Audio & Speech

Nobutaka Ito's cSTMM unifies speech separation models, beats baseline by 0.25dB

New mixture model connects four prior methods under one parameter and boosts SDRi across all acoustic conditions.

Deep Dive

In audio and speech processing, blind speech separation (BSS) aims to isolate individual speakers from a mixed recording without prior knowledge of the sources or the environment. Traditional mask-based BSS often relies on extracting phase and level difference features under specific assumptions like plane-wave propagation. Ito's work instead adopts a directional statistical approach that directly clusters normalized multichannel observations on the complex unit sphere.

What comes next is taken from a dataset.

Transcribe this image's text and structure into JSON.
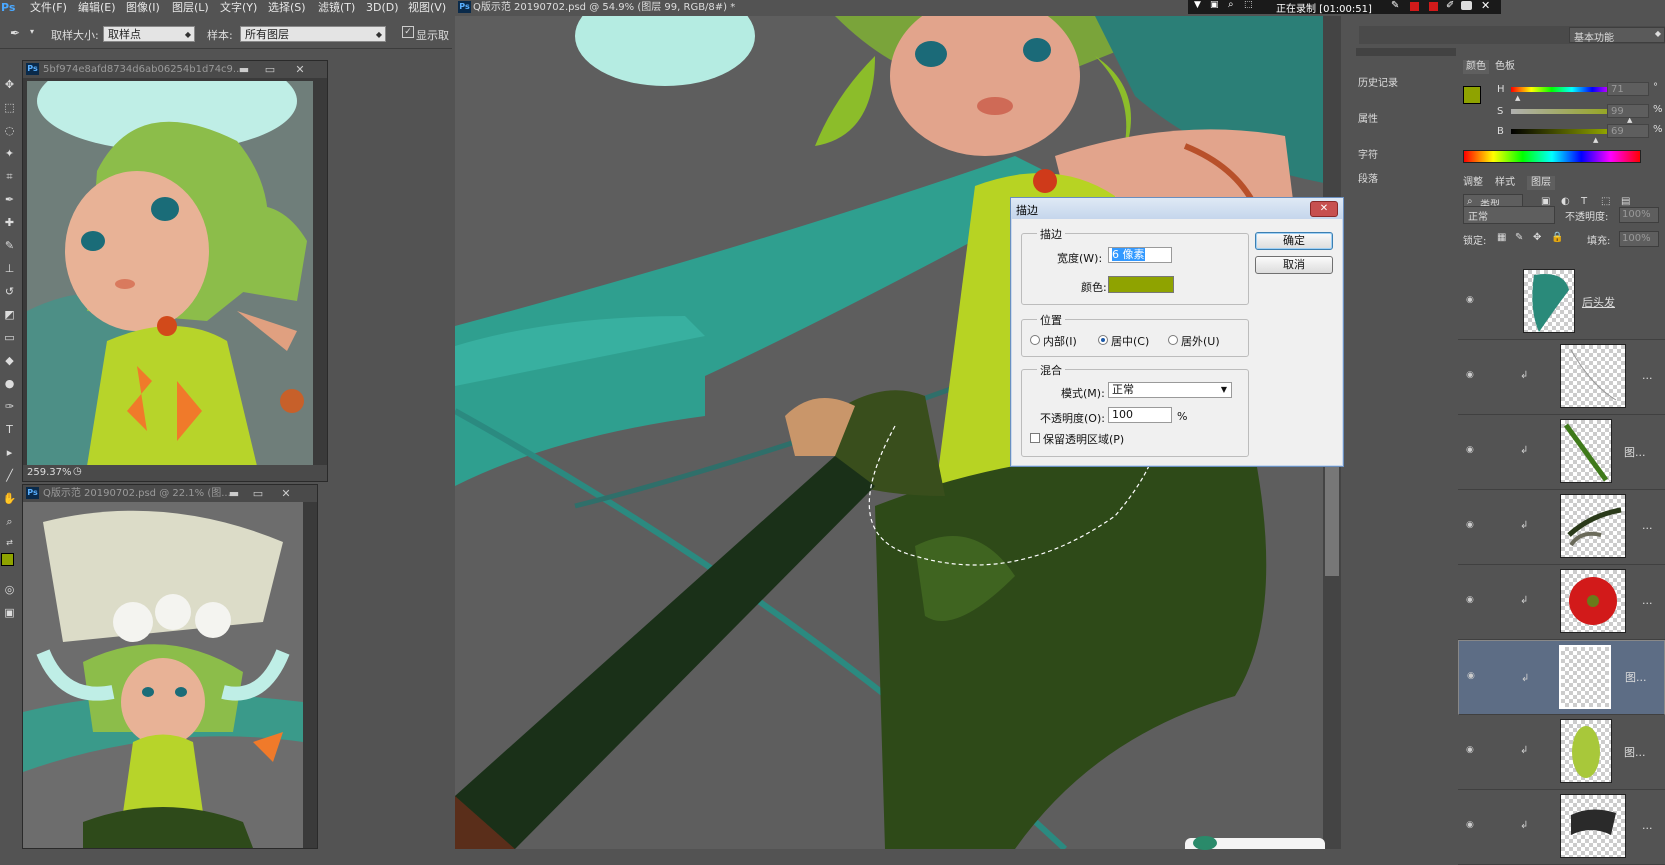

The key innovation is cSTMM, a framework that unifies four previously disparate mixture models — the complex angular central Gaussian mixture model (cACGMM), complex Bingham mixture model (cBMM), complex Watson mixture model (cWMM) — through a single degrees-of-freedom parameter ν. This allows systematic exploration of how the tail behavior of the distribution affects separation quality. Ito derived a generalized minorization-maximization (MM) algorithm for parameter estimation. On noiseless, reverberated LibriSpeech data, the model achieved up to 0.25dB average SDRi improvement across all test conditions with ν=1, numerically recovering the other models at specific ν values.

Key Points
  • cSTMM generalizes four prior directional mixture models (cACGMM, cBMM, cWMM) using a single ν parameter.
  • A single setting ν=1 outperformed the cACGMM equivalent (ν=M) in all test conditions with an average SDRi gain of 0.25dB.
  • The method uses a generalized minorization-maximization (MM) procedure, enabling no-restart evaluation on reverberated LibriSpeech mixtures.

Why It Matters

A unified, simpler model that improves speech separation accuracy, beneficial for hearing aids, conferencing, and voice assistants.